Person Page-Research

We study energetic materials, i.e. those that release heat upon decomposition.  Our focus is usually a practice problem:  making a material safer; understanding its formation or decomposition; improving its performance.  With that wide an area of study we require lots of instruments to address the various questions.  If you refer to the EQUIPMENT page, you will find calorimeters; mass spectrometers; and various spectrophotometers.  Depending on the question, some or all of these instruments will be employed.

We often take a problem clear to practical application.  We supply one small company with the chemicals for colorimetric explosive detection kits; we supply another with safe-scent canine training aids for bomb-sniffing dogs.  Such practical applications usually involve working with polymer and other materials; therefore, you will also find under the EQUIPMENT page a particle size analyzer; a rheometer; a surface area and porosimeter (BET), a hot-stage microscope, and an atomic force microscope; and under INDUSTRY PARTNERS a large number of companies.
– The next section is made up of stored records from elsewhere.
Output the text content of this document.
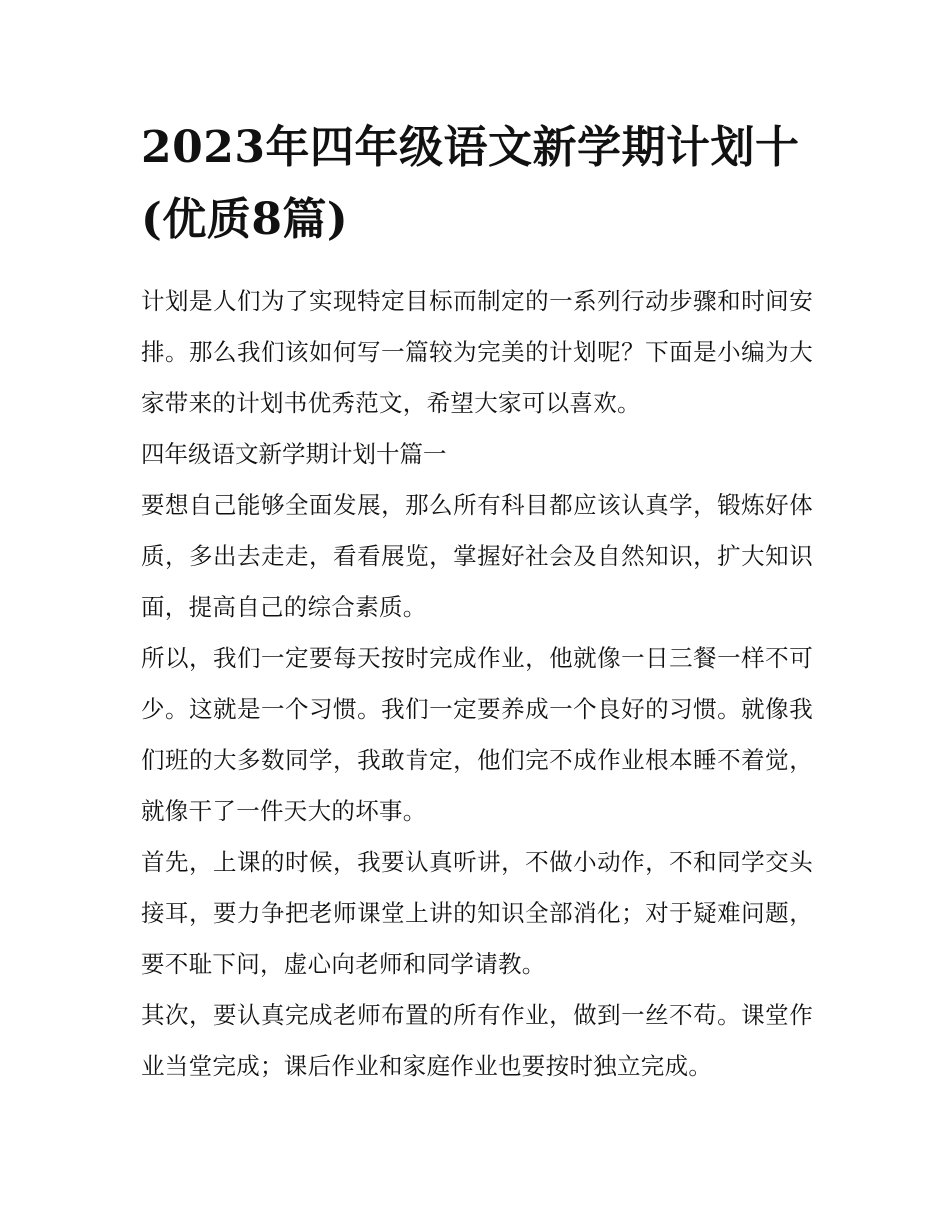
2023年四年级语文新学期计划十(优质8篇)

计划是人们为了实现特定目标而制定的一系列行动步骤和时间安排。那么我们该如何写一篇较为完美的计划呢？下面是小编为大家带来的计划书优秀范文，希望大家可以喜欢。

四年级语文新学期计划十篇一

要想自己能够全面发展，那么所有科目都应该认真学，锻炼好体质，多出去走走，看看展览，掌握好社会及自然知识，扩大知识面，提高自己的综合素质。

所以，我们一定要每天按时完成作业，他就像一日三餐一样不可少。这就是一个习惯。我们一定要养成一个良好的习惯。就像我们班的大多数同学，我敢肯定，他们完不成作业根本睡不着觉，就像干了一件天大的坏事。

首先，上课的时候，我要认真听讲，不做小动作，不和同学交头接耳，要力争把老师课堂上讲的知识全部消化；对于疑难问题，要不耻下问，虚心向老师和同学请教。

其次，要认真完成老师布置的所有作业，做到一丝不苟。课堂作业当堂完成；课后作业和家庭作业也要按时独立完成。
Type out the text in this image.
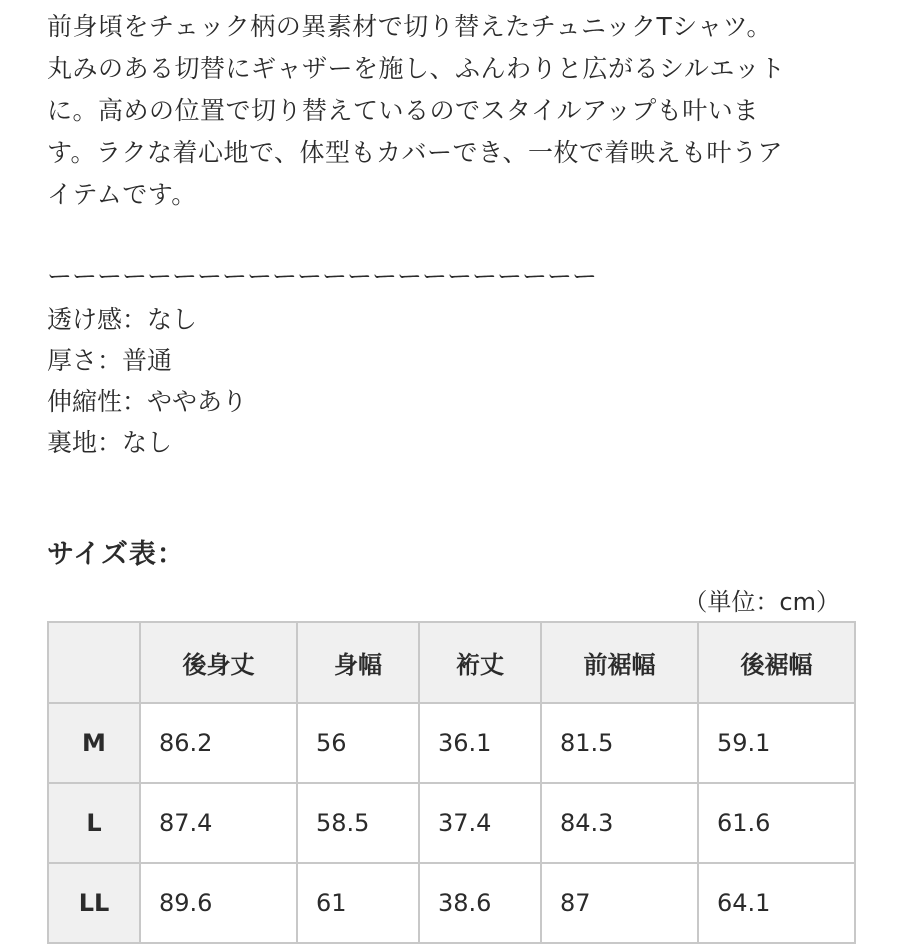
前身頃をチェック柄の異素材で切り替えたチュニックTシャツ。
丸みのある切替にギャザーを施し、ふんわりと広がるシルエット
に。高めの位置で切り替えているのでスタイルアップも叶いま
す。ラクな着心地で、体型もカバーでき、一枚で着映えも叶うア
イテムです。
ーーーーーーーーーーーーーーーーーーーーーー
透け感：なし
厚さ：普通
伸縮性：ややあり
裏地：なし
サイズ表：
（単位：cm）
	後身丈	身幅	裄丈	前裾幅	後裾幅
M	86.2	56	36.1	81.5	59.1
L	87.4	58.5	37.4	84.3	61.6
LL	89.6	61	38.6	87	64.1
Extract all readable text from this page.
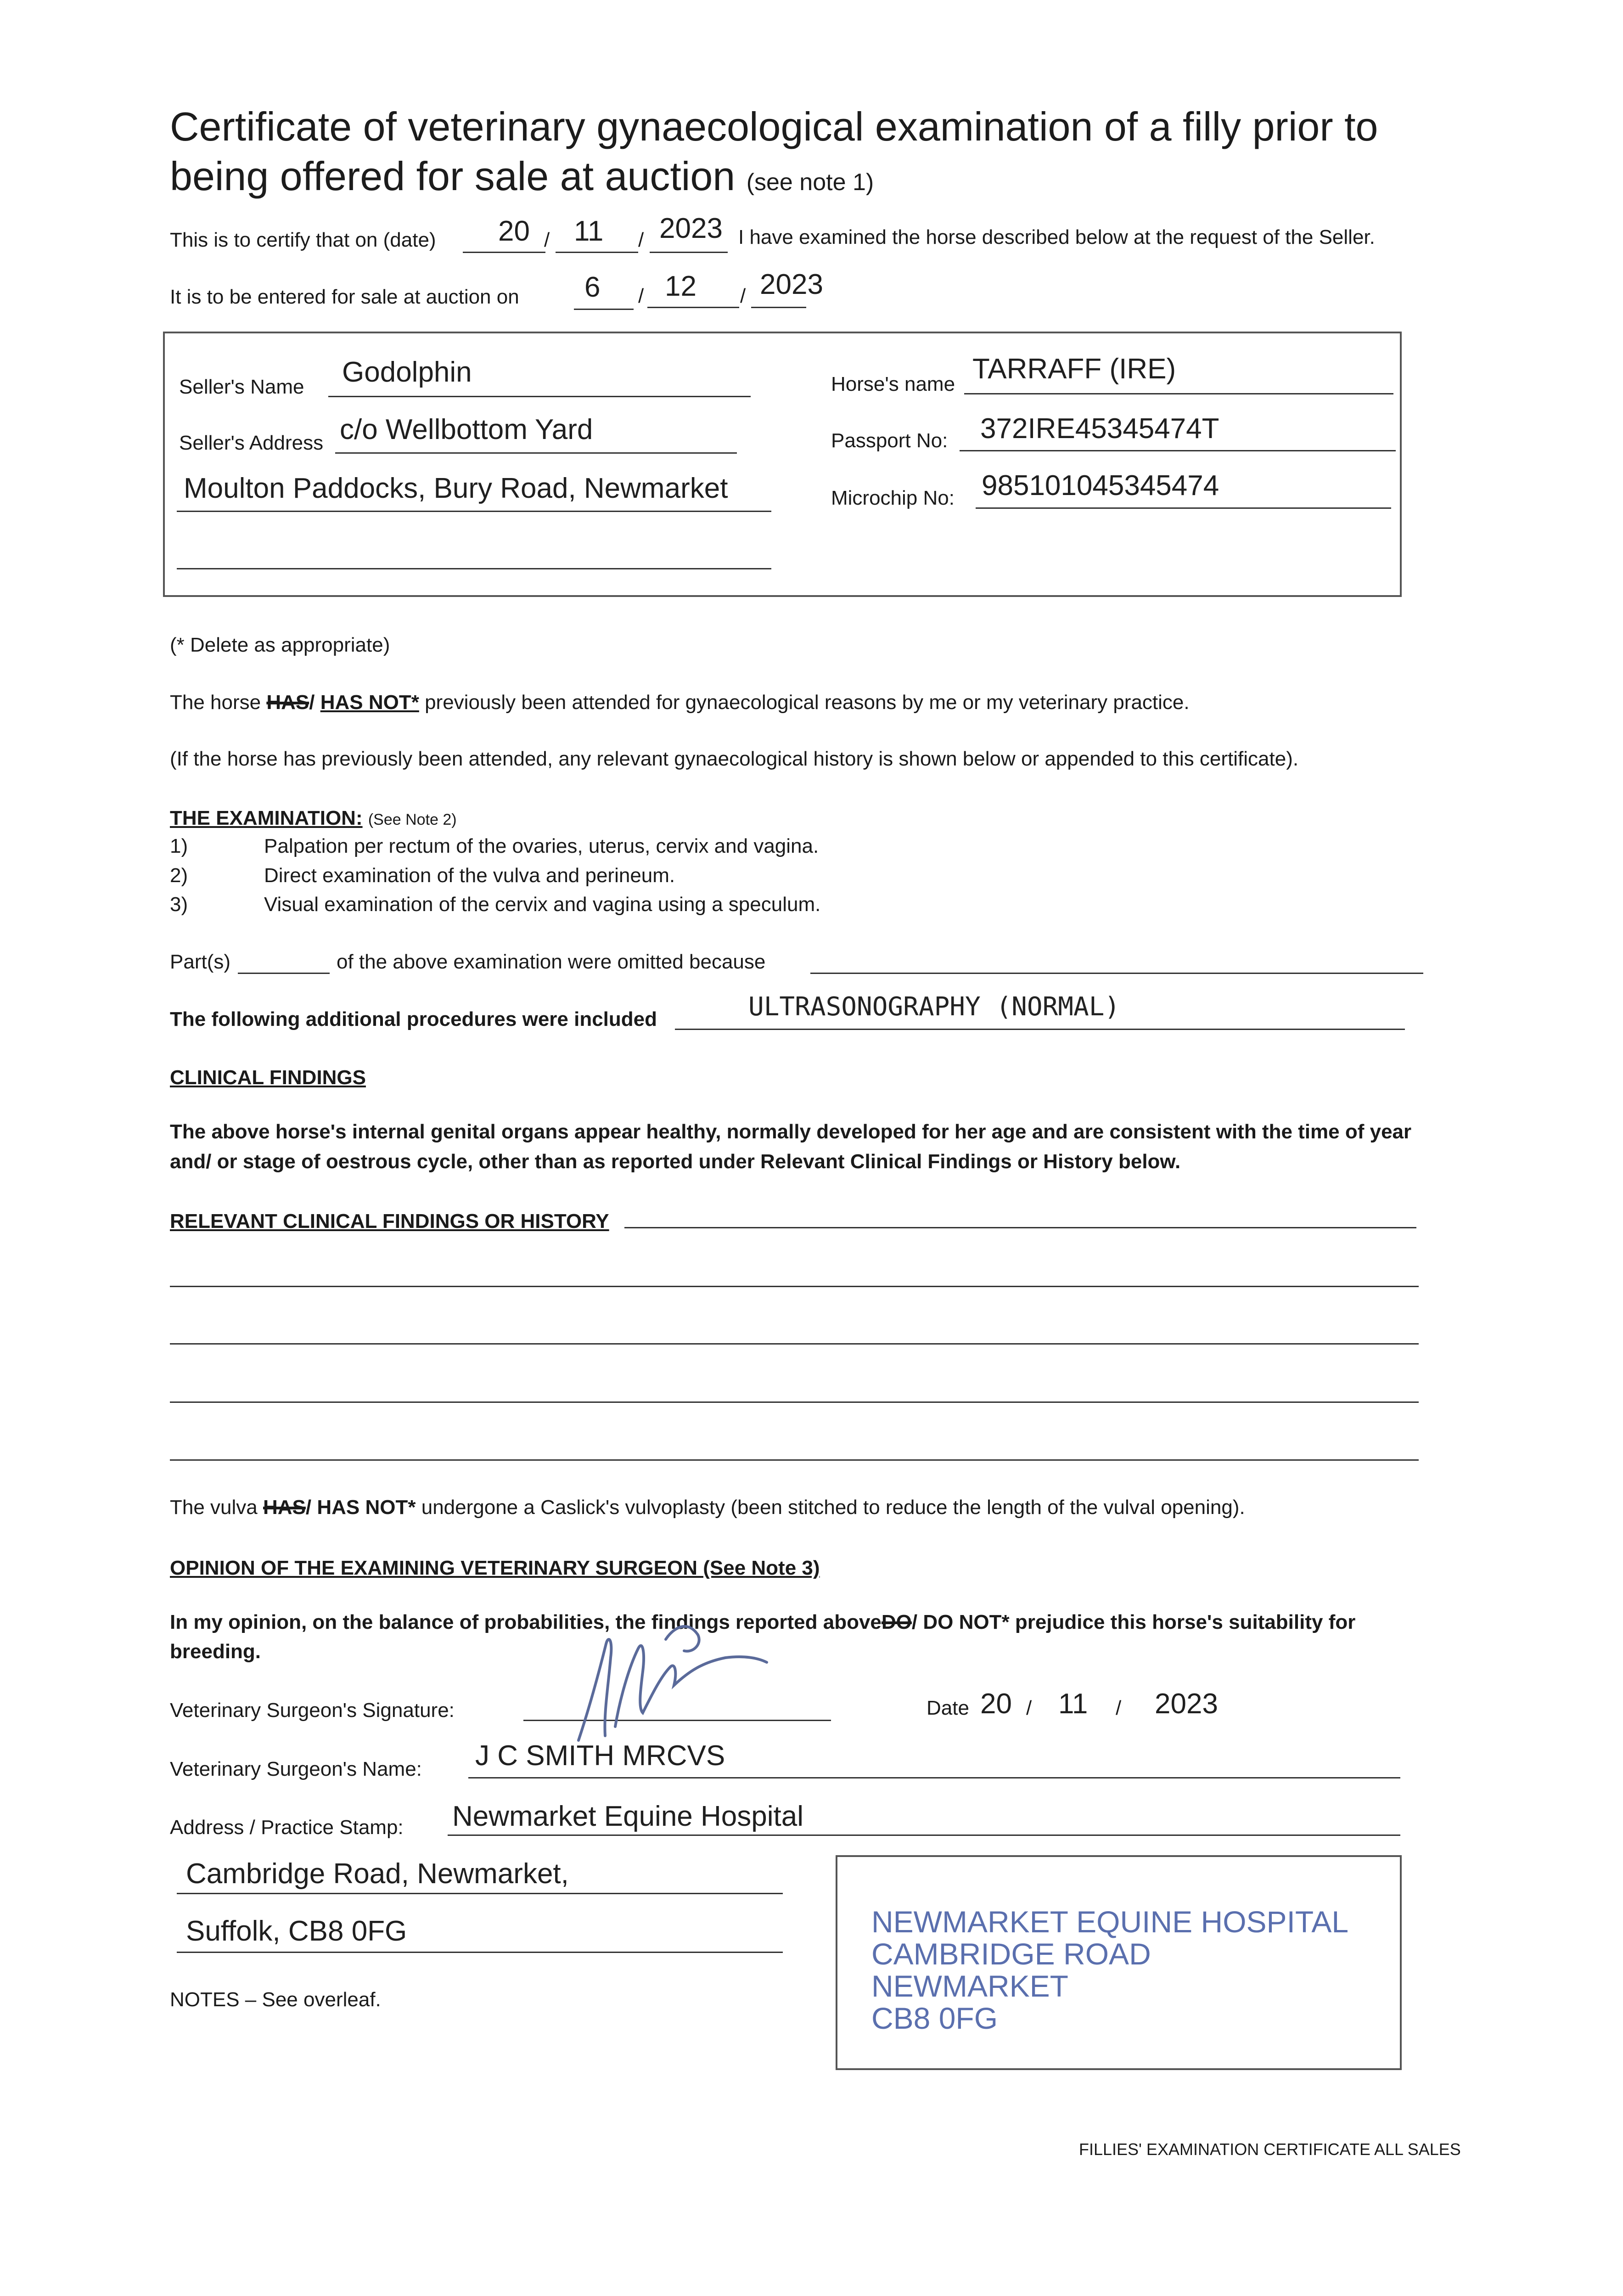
Certificate of veterinary gynaecological examination of a filly prior to
being offered for sale at auction (see note 1)
This is to certify that on (date) 20 / 11 / 2023 I have examined the horse described below at the request of the Seller.
It is to be entered for sale at auction on 6 / 12 / 2023
Seller's Name Godolphin
Seller's Address c/o Wellbottom Yard
Moulton Paddocks, Bury Road, Newmarket
Horse's name TARRAFF (IRE)
Passport No: 372IRE45345474T
Microchip No: 985101045345474
(* Delete as appropriate)
The horse HAS/ HAS NOT* previously been attended for gynaecological reasons by me or my veterinary practice.
(If the horse has previously been attended, any relevant gynaecological history is shown below or appended to this certificate).
THE EXAMINATION: (See Note 2)
1)	Palpation per rectum of the ovaries, uterus, cervix and vagina.
2)	Direct examination of the vulva and perineum.
3)	Visual examination of the cervix and vagina using a speculum.
Part(s)	of the above examination were omitted because
The following additional procedures were included	ULTRASONOGRAPHY (NORMAL)
CLINICAL FINDINGS
The above horse's internal genital organs appear healthy, normally developed for her age and are consistent with the time of year
and/ or stage of oestrous cycle, other than as reported under Relevant Clinical Findings or History below.
RELEVANT CLINICAL FINDINGS OR HISTORY
The vulva HAS/ HAS NOT* undergone a Caslick's vulvoplasty (been stitched to reduce the length of the vulval opening).
OPINION OF THE EXAMINING VETERINARY SURGEON (See Note 3)
In my opinion, on the balance of probabilities, the findings reported aboveDO/ DO NOT* prejudice this horse's suitability for
breeding.
Veterinary Surgeon's Signature:	Date 20 / 11 / 2023
Veterinary Surgeon's Name: J C SMITH MRCVS
Address / Practice Stamp: Newmarket Equine Hospital
Cambridge Road, Newmarket,
Suffolk, CB8 0FG	NEWMARKET EQUINE HOSPITAL
CAMBRIDGE ROAD
NEWMARKET
CB8 0FG
NOTES – See overleaf.
FILLIES' EXAMINATION CERTIFICATE ALL SALES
As part of our work with the Department of Homeland Security we are involved in explosive detection.  You will find we have a rather thorough TSA lab with X-ray, CT, IMS, and handheld Raman instrumentation.

One class of energetic materials is explosives.  Working with explosives often requires that we attempt to detonate them.  For that purpose we have a firing-range about 30 minutes northwest of the main URI campus (ALTON-JONES).  The instrumentation required there is very different from that used in laboratory analysis.  Here we use pressure transducers to measure blast, high-speed cameras to observe explosions, and PDV to measure detonation or burn velocity. 

Because we work on diverse projects we often must build our own devices or holders or other widgets.  To that end in the main lab are several 3-D plastic and one metal printer.  Both the main lab and the firing site have lathes, cutters and other machining tools.

Overwhelming.  Yes.  But no one does it all.  Each person finds his/her niche and area of interest.